Madrid races to finish new hospital for second wave
Near Madrid airport, an army of cranes works round the clock to build a new pandemic hospital which is expected to open in November.
But a second wave of the COVID-19 outbreak is already under way in Spain, straining the capital's public health care system.
Around 400 builders have been working round the clock since July to build the 45,000-square-metre (484,000-square-foot) Isabel Zendal hospital, which will be able to care for over 1,000 patients during a health emergency.
Concrete mixers churn at full speed at the vast building site as welders set off sparks from the pillars which will form the backbone of building.
"Two months ago there was nothing here," said Alejo Mirando, the director general of health infrastructure in hardest-hit Madrid region.
The regional government of Madrid is spending over 50 million euros ($60 million) to build the hospital, which will have bay windows which will allow doctors to monitor patients without becoming contaminated and large halls without individual rooms.
The architecture was designed to "avoid transmission" of viruses and it was inspired by the design of a temporary field hospital set up at Madrid's sprawling Ifema exhibition centre between March and May, said Mirando.
The opening of the new hospital however will come too late to deal with a surge in infections in the Madrid region, which Prime Minister Pedro Sanchez has called "worrying".
'Verge of collapse'
Spain was one of the hardest-hit countries when the coronavirus struck Europe this year before a strict lockdown helped reduce the outbreak's spread.
But infections have surged since the lockdown measures were fully removed at the end of June, especially in Madrid, with the rise in infections often linked to the return of nightlife and social gatherings.
The region, which is home to around 6.5 million people, accounts for 73 of the 191 COVID-19 deaths recorded in Spain in the last seven days, and for nearly a third of the country's total toll of 29,000 deaths.
The rapid pace of the rise in infections is "similar to that at the beginning of the pandemic," said Silvia Duran, a spokeswoman for doctors' union Amyts.
Public health centres are so far managing to contain the second wave but hospitals are preparing for a rise in admissions, she added.
COVID-19 patients already fill 16 percent of all hospital beds in Madrid, compared to just six percent nationwide.

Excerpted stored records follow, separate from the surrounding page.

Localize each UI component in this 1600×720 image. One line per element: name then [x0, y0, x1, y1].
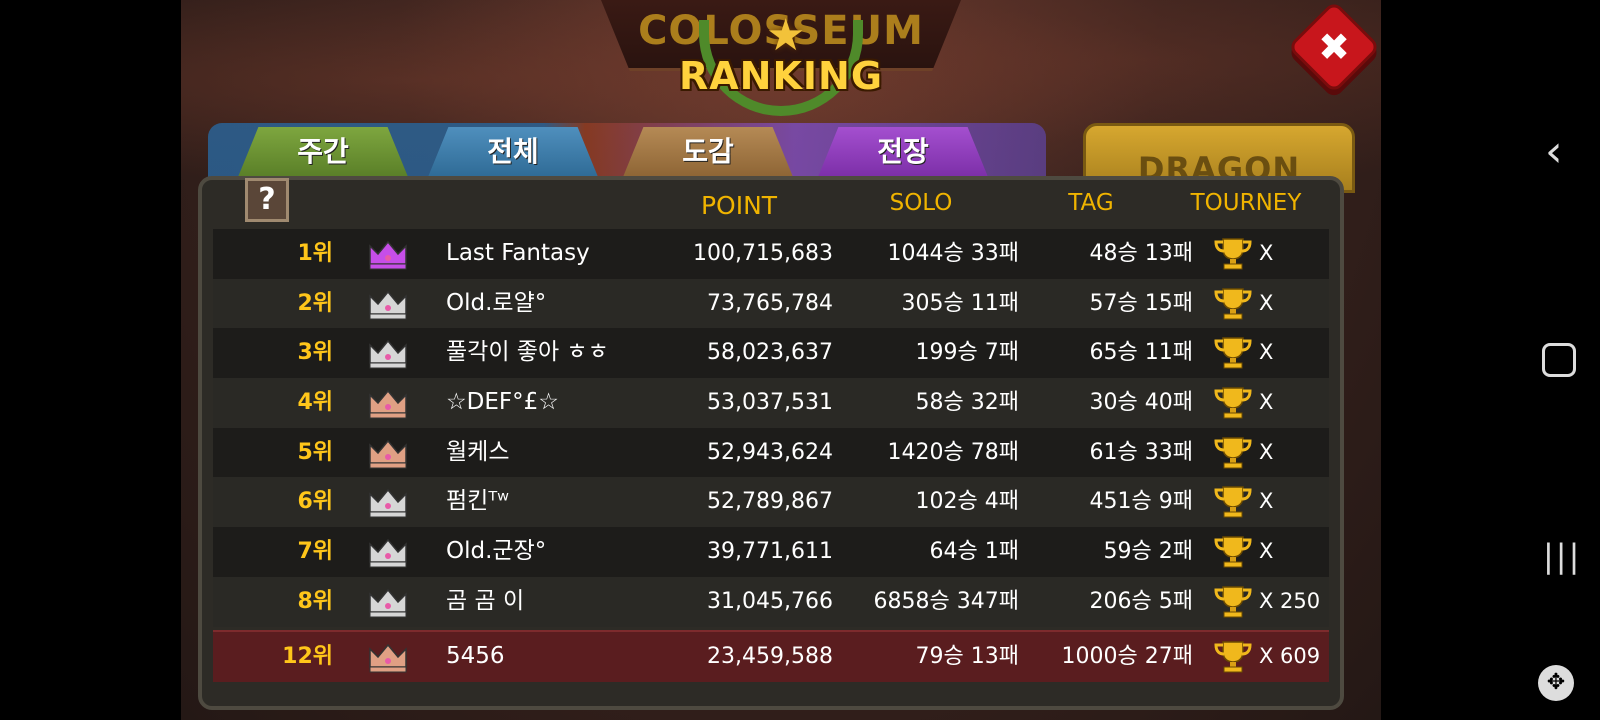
star-icon: ★ — [766, 10, 806, 61]
crown-icon — [367, 536, 409, 568]
ranking-row[interactable]: 5위월케스52,943,6241420승 78패61승 33패X 2000 — [213, 427, 1329, 513]
ranking-row[interactable]: 2위Old.로얄°73,765,784305승 11패57승 15패X 3009 — [213, 278, 1329, 364]
trophy-icon — [1213, 287, 1253, 321]
ranking-row[interactable]: 8위 곰 곰 이 31,045,766 6858승 347패 206승 5패 X 250 — [213, 576, 1329, 627]
trophy-icon — [1213, 640, 1253, 674]
tag-record: 451승 9패 — [1089, 489, 1193, 515]
column-header-solo: SOLO — [889, 190, 953, 216]
ranking-row[interactable]: 7위Old.군장°39,771,61164승 1패59승 2패X 1634 — [213, 527, 1329, 613]
rank-label: 12위 — [282, 643, 333, 669]
point-value: 73,765,784 — [707, 290, 833, 316]
rank-label: 8위 — [297, 588, 333, 614]
tag-record: 59승 2패 — [1103, 539, 1193, 565]
trophy-icon — [1213, 237, 1253, 271]
tag-record: 30승 40패 — [1089, 390, 1193, 416]
tag-record: 61승 33패 — [1089, 439, 1193, 465]
game-screen: COLOSSEUM ★ RANKING ✖ 주간 전체 도감 전장 DRAGON… — [181, 0, 1381, 720]
rank-label: 3위 — [297, 340, 333, 366]
crown-icon — [367, 437, 409, 469]
trophy-icon — [1213, 485, 1253, 519]
rank-label: 7위 — [297, 539, 333, 565]
point-value: 39,771,611 — [707, 539, 833, 565]
my-rank-row[interactable]: 12위 5456 23,459,588 79승 13패 1000승 27패 X 609 — [213, 629, 1329, 682]
tag-record: 57승 15패 — [1089, 290, 1193, 316]
ranking-row[interactable]: 6위펌킨ᵀʷ52,789,867102승 4패451승 9패X 2034 — [213, 477, 1329, 563]
point-value: 23,459,588 — [707, 643, 833, 669]
ranking-row[interactable]: 4위☆DEF°£☆53,037,53158승 32패30승 40패X 2150 — [213, 378, 1329, 464]
tab-book[interactable]: 도감 — [623, 127, 793, 177]
crown-icon — [367, 238, 409, 270]
back-icon[interactable]: ‹ — [1545, 130, 1563, 174]
rank-label: 1위 — [297, 241, 333, 266]
solo-record: 1044승 33패 — [887, 241, 1019, 266]
solo-record: 58승 32패 — [915, 390, 1019, 416]
rank-label: 2위 — [297, 290, 333, 316]
point-value: 58,023,637 — [707, 340, 833, 366]
trophy-icon — [1213, 386, 1253, 420]
crown-icon — [367, 337, 409, 369]
trophy-icon — [1213, 535, 1253, 569]
point-value: 31,045,766 — [707, 588, 833, 614]
tag-record: 1000승 27패 — [1061, 643, 1193, 669]
trophy-icon — [1213, 436, 1253, 470]
solo-record: 102승 4패 — [915, 489, 1019, 515]
home-icon[interactable] — [1542, 343, 1576, 377]
crown-icon — [367, 641, 409, 673]
tourney-count: X 609 — [1259, 643, 1321, 668]
crown-icon — [367, 486, 409, 518]
solo-record: 79승 13패 — [915, 643, 1019, 669]
point-value: 52,789,867 — [707, 489, 833, 515]
crown-icon — [367, 586, 409, 618]
help-button[interactable]: ? — [245, 178, 289, 222]
ranking-row[interactable]: 3위풀각이 좋아 ㅎㅎ58,023,637199승 7패65승 11패X 235… — [213, 328, 1329, 414]
solo-record: 1420승 78패 — [887, 439, 1019, 465]
crown-icon — [367, 288, 409, 320]
solo-record: 6858승 347패 — [873, 588, 1019, 614]
solo-record: 199승 7패 — [915, 340, 1019, 366]
point-value: 100,715,683 — [693, 241, 833, 266]
column-header-tag: TAG — [1068, 190, 1114, 216]
ranking-title: RANKING — [678, 54, 884, 98]
column-header-point: POINT — [700, 191, 778, 220]
tab-battlefield[interactable]: 전장 — [818, 127, 988, 177]
rank-label: 6위 — [297, 489, 333, 515]
column-header-tourney: TOURNEY — [1190, 190, 1302, 216]
tab-weekly[interactable]: 주간 — [238, 127, 408, 177]
close-icon: ✖ — [1318, 25, 1350, 69]
solo-record: 305승 11패 — [901, 290, 1019, 316]
game-tools-icon[interactable]: ✥ — [1538, 665, 1574, 701]
tag-record: 206승 5패 — [1089, 588, 1193, 614]
tag-record: 65승 11패 — [1089, 340, 1193, 366]
crown-icon — [367, 387, 409, 419]
trophy-icon — [1213, 585, 1253, 619]
ranking-row[interactable]: 1위 Last Fantasy 100,715,683 1044승 33패 48승 13… — [213, 229, 1329, 315]
point-value: 52,943,624 — [707, 439, 833, 465]
point-value: 53,037,531 — [707, 390, 833, 416]
tab-all[interactable]: 전체 — [428, 127, 598, 177]
ranking-emblem: COLOSSEUM ★ RANKING — [601, 0, 961, 120]
rank-label: 4위 — [297, 390, 333, 416]
tourney-count: X 250 — [1259, 588, 1321, 613]
recent-apps-icon[interactable]: ||| — [1543, 537, 1581, 575]
trophy-icon — [1213, 336, 1253, 370]
close-button[interactable]: ✖ — [1287, 0, 1381, 94]
rank-label: 5위 — [297, 439, 333, 465]
ranking-list: 1위 Last Fantasy 100,715,683 1044승 33패 48승 13… — [213, 229, 1329, 682]
tag-record: 48승 13패 — [1089, 241, 1193, 266]
solo-record: 64승 1패 — [929, 539, 1019, 565]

"We are on the verge of collapse," said Jose Molero of the Csit union, adding doctors are "exhausted" because they are seeing up to 60 patients per day.
"The next stage will be when people go directly to the hospital because they can't be seen by their family doctor," he added.
'High risk area'
Densely populated Madrid, Spain's transport hub, is "a high risk area", the health ministry's emergencies director Fernando Simon said on Monday.
While the Madrid region's deputy health chief, Antonio Zapatero, acknowledged that infections have risen during the past month and a half, he said the "situation is bearable at the moment".
Governed by the conservative Popular Party, the region has taken up the leftist central government's offer to send soldiers to help track people who have been exposed to those infected with virus.
But some health experts feel the region is still not doing enough.
A doctors group is planning to file a lawsuit against the regional government while hundreds of other doctors have signed an open letter demanding that the regional government "act to avoid a new collapse" in the health system.
Among the demands of health care workers is greater use of telemedicine.
"It is us who are going to get sick," said Duran of doctors' union Amyts.
She recalled that in April healthcare workers accounted for around 20 percent of all COVID-19 cases in Spain, the highest proportion in the world, according to the European Centre for Disease Prevention and Control.